La lateralidad de un íntimo apocalipsis
Cuando uno lee la sinopsis de Animals, piensa inevitablemente en la palabra oportunismo. Si tomamos como base que la película habla de la relación entre un muñeco de peluche y un adolescente, la relación con Ted (Seth MacFarlane, 2012) es más que inevitable.
Más allá de este punto de similitud ya hay algo que es claramente diferenciado, pues si en Ted estábamos en el territorio Síndrome de Peter Pan aquí estamos justo en campo contrario. No se trata del miedo a crecer, Animals habla entre otras muchas cosas de la lentitud y lo duro que resulta precisamente este proceso de crecimiento, de las ganas que uno tiene de huir de ese mundo donde sigues siendo un niño dependiente (aún siendo adolescente) de un adulto, sea padre, hermano y/o profesor. Una relación que siempre se vive en esa losa ficticia que es el ‹background› que te impone el adulto en base a su experiencia vivida. Es por eso mismo que el escapismo ficcional a través de un muñeco no deja de ser un reflejo casi de cordura absoluta. No es más que el contrapunto en el espejo. Hay ficciones que me atan, así que busco una ficción que me libere.
No obstante hay mucho más en el film del debutante Marçal Forés. Una pulsión apocalíptica constante en sus ambientes fríos y desubicados, sus situaciones en las que los placeres adolescentes acaban siempre en pozos de negrura, su deslocalización emocional. Toda una gama de ambivalencias que entroncan con una sensación de irrealidad fuera de campo que otorga una pátina de extrañamiento y confusión que hace que Animals esté más emparentada con una película como Donnie Darko (Richard Kelly, 2001) que con la anteriormente citada Ted. Todo ello ayuda a crear una atmósfera que, aunque adecuada estética y argumentalmente, acaba a veces jugando en contra de los propósitos de la película.

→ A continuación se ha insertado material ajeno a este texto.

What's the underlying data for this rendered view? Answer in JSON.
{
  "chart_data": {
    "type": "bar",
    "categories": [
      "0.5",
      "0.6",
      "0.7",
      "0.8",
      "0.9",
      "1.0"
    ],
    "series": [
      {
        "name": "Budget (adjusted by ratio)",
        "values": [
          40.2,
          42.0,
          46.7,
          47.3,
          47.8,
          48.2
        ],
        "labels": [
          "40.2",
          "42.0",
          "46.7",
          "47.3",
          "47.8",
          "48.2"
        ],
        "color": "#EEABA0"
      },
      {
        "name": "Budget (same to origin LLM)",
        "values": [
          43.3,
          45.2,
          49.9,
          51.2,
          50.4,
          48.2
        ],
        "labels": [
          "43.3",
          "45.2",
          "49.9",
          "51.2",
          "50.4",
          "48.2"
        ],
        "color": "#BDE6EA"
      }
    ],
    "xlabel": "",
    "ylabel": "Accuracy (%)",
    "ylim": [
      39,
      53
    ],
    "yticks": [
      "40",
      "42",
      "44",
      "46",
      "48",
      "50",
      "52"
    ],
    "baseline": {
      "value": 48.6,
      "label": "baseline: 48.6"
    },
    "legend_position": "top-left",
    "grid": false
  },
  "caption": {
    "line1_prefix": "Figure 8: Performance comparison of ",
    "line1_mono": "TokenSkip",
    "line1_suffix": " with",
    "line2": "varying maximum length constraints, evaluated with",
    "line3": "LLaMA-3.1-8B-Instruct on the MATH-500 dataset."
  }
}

Precisamente en esta ambición por acumular sensaciones, y amalgamar géneros (desde el ‹low sci-fi› hasta el drama adolescente) se produce una dispersión que por momentos puede llegar a agotar al espectador, al no saber dónde centrar su mirada. La mejor opción ante un film como este es quizás no intentar desentrañar su significado último ni tratar de catalogarla o etiquetarla en un sitio cinematográfico concreto, sino centrarse en sentir, en paladear toda la gama de sabores que nos ofrece.

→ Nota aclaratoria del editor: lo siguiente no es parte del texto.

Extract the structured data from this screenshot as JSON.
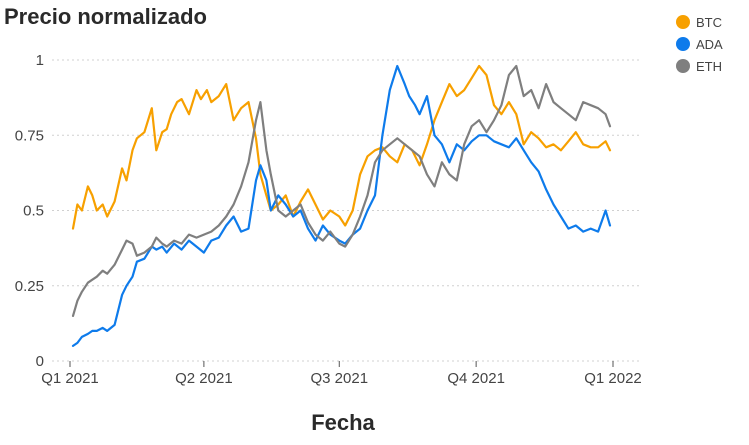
{
  "chart_data": {
    "type": "line",
    "title": "Precio normalizado",
    "xlabel": "Fecha",
    "ylabel": "",
    "ylim": [
      0,
      1
    ],
    "xlim": [
      0,
      365
    ],
    "yticks": [
      {
        "value": 0,
        "label": "0"
      },
      {
        "value": 0.25,
        "label": "0.25"
      },
      {
        "value": 0.5,
        "label": "0.5"
      },
      {
        "value": 0.75,
        "label": "0.75"
      },
      {
        "value": 1,
        "label": "1"
      }
    ],
    "xticks": [
      {
        "value": 0,
        "label": "Q1 2021"
      },
      {
        "value": 90,
        "label": "Q2 2021"
      },
      {
        "value": 181,
        "label": "Q3 2021"
      },
      {
        "value": 273,
        "label": "Q4 2021"
      },
      {
        "value": 365,
        "label": "Q1 2022"
      }
    ],
    "grid": true,
    "legend": "top-right",
    "series": [
      {
        "name": "BTC",
        "color": "#F7A000",
        "x": [
          2,
          5,
          8,
          12,
          15,
          18,
          22,
          25,
          30,
          35,
          38,
          42,
          45,
          50,
          55,
          58,
          62,
          65,
          68,
          72,
          75,
          80,
          85,
          88,
          92,
          95,
          100,
          105,
          110,
          115,
          120,
          125,
          128,
          132,
          135,
          140,
          145,
          150,
          155,
          160,
          165,
          170,
          175,
          181,
          185,
          190,
          195,
          200,
          205,
          210,
          215,
          220,
          225,
          230,
          235,
          240,
          245,
          250,
          255,
          260,
          265,
          270,
          275,
          280,
          285,
          290,
          295,
          300,
          305,
          310,
          315,
          320,
          325,
          330,
          335,
          340,
          345,
          350,
          355,
          360,
          363
        ],
        "y": [
          0.44,
          0.52,
          0.5,
          0.58,
          0.55,
          0.5,
          0.52,
          0.48,
          0.53,
          0.64,
          0.6,
          0.7,
          0.74,
          0.76,
          0.84,
          0.7,
          0.76,
          0.77,
          0.82,
          0.86,
          0.87,
          0.82,
          0.9,
          0.87,
          0.9,
          0.86,
          0.88,
          0.92,
          0.8,
          0.84,
          0.86,
          0.74,
          0.62,
          0.55,
          0.5,
          0.52,
          0.55,
          0.48,
          0.53,
          0.57,
          0.52,
          0.47,
          0.5,
          0.48,
          0.45,
          0.5,
          0.62,
          0.68,
          0.7,
          0.71,
          0.68,
          0.66,
          0.72,
          0.7,
          0.65,
          0.72,
          0.8,
          0.86,
          0.92,
          0.88,
          0.9,
          0.94,
          0.98,
          0.95,
          0.85,
          0.82,
          0.86,
          0.82,
          0.72,
          0.76,
          0.74,
          0.71,
          0.72,
          0.7,
          0.73,
          0.76,
          0.72,
          0.71,
          0.71,
          0.73,
          0.7
        ]
      },
      {
        "name": "ADA",
        "color": "#0E7BEB",
        "x": [
          2,
          5,
          8,
          12,
          15,
          18,
          22,
          25,
          30,
          35,
          38,
          42,
          45,
          50,
          55,
          58,
          62,
          65,
          70,
          75,
          80,
          85,
          90,
          95,
          100,
          105,
          110,
          115,
          120,
          125,
          128,
          132,
          135,
          140,
          145,
          150,
          155,
          160,
          165,
          170,
          175,
          181,
          185,
          190,
          195,
          200,
          205,
          210,
          215,
          220,
          225,
          228,
          232,
          235,
          240,
          245,
          250,
          255,
          260,
          265,
          270,
          275,
          280,
          285,
          290,
          295,
          300,
          305,
          310,
          315,
          320,
          325,
          330,
          335,
          340,
          345,
          350,
          355,
          360,
          363
        ],
        "y": [
          0.05,
          0.06,
          0.08,
          0.09,
          0.1,
          0.1,
          0.11,
          0.1,
          0.12,
          0.22,
          0.25,
          0.28,
          0.33,
          0.34,
          0.38,
          0.37,
          0.38,
          0.36,
          0.39,
          0.37,
          0.4,
          0.38,
          0.36,
          0.4,
          0.41,
          0.45,
          0.48,
          0.43,
          0.44,
          0.6,
          0.65,
          0.6,
          0.5,
          0.55,
          0.52,
          0.48,
          0.5,
          0.44,
          0.4,
          0.45,
          0.42,
          0.4,
          0.39,
          0.42,
          0.44,
          0.5,
          0.55,
          0.75,
          0.9,
          0.98,
          0.92,
          0.88,
          0.85,
          0.82,
          0.88,
          0.75,
          0.72,
          0.66,
          0.72,
          0.7,
          0.73,
          0.75,
          0.75,
          0.73,
          0.72,
          0.71,
          0.74,
          0.7,
          0.66,
          0.63,
          0.57,
          0.52,
          0.48,
          0.44,
          0.45,
          0.43,
          0.44,
          0.43,
          0.5,
          0.45
        ]
      },
      {
        "name": "ETH",
        "color": "#7F7F7F",
        "x": [
          2,
          5,
          8,
          12,
          15,
          18,
          22,
          25,
          30,
          35,
          38,
          42,
          45,
          50,
          55,
          58,
          62,
          65,
          70,
          75,
          80,
          85,
          90,
          95,
          100,
          105,
          110,
          115,
          120,
          125,
          128,
          132,
          135,
          140,
          145,
          150,
          155,
          160,
          165,
          170,
          175,
          181,
          185,
          190,
          195,
          200,
          205,
          210,
          215,
          220,
          225,
          230,
          235,
          240,
          245,
          250,
          255,
          260,
          265,
          270,
          275,
          280,
          285,
          290,
          295,
          300,
          305,
          310,
          315,
          320,
          325,
          330,
          335,
          340,
          345,
          350,
          355,
          360,
          363
        ],
        "y": [
          0.15,
          0.2,
          0.23,
          0.26,
          0.27,
          0.28,
          0.3,
          0.29,
          0.32,
          0.37,
          0.4,
          0.39,
          0.35,
          0.36,
          0.38,
          0.41,
          0.39,
          0.38,
          0.4,
          0.39,
          0.42,
          0.41,
          0.42,
          0.43,
          0.45,
          0.48,
          0.52,
          0.58,
          0.66,
          0.8,
          0.86,
          0.7,
          0.62,
          0.5,
          0.48,
          0.5,
          0.52,
          0.46,
          0.42,
          0.4,
          0.43,
          0.39,
          0.38,
          0.42,
          0.48,
          0.55,
          0.66,
          0.7,
          0.72,
          0.74,
          0.72,
          0.7,
          0.68,
          0.62,
          0.58,
          0.66,
          0.62,
          0.6,
          0.72,
          0.78,
          0.8,
          0.76,
          0.8,
          0.85,
          0.95,
          0.98,
          0.88,
          0.9,
          0.84,
          0.92,
          0.86,
          0.84,
          0.82,
          0.8,
          0.86,
          0.85,
          0.84,
          0.82,
          0.78
        ]
      }
    ]
  }
}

Animals resulta finalmente una película de aquellas que crecen en el interior de la persona a posteriori de su visionado. Resulta difícil definir los cómos, dóndes y porqués de sus múltiples encantos. Es ahí donde el film consigue algo tan difícil como capturar la magia y perdurar en el imaginario individual a través del poder de sus imágenes, porque puede que uno no recuerde un diálogo especialmente trascendente, pero hay planos lo suficientemente poderosos como para martillear las consciencias una y otra vez.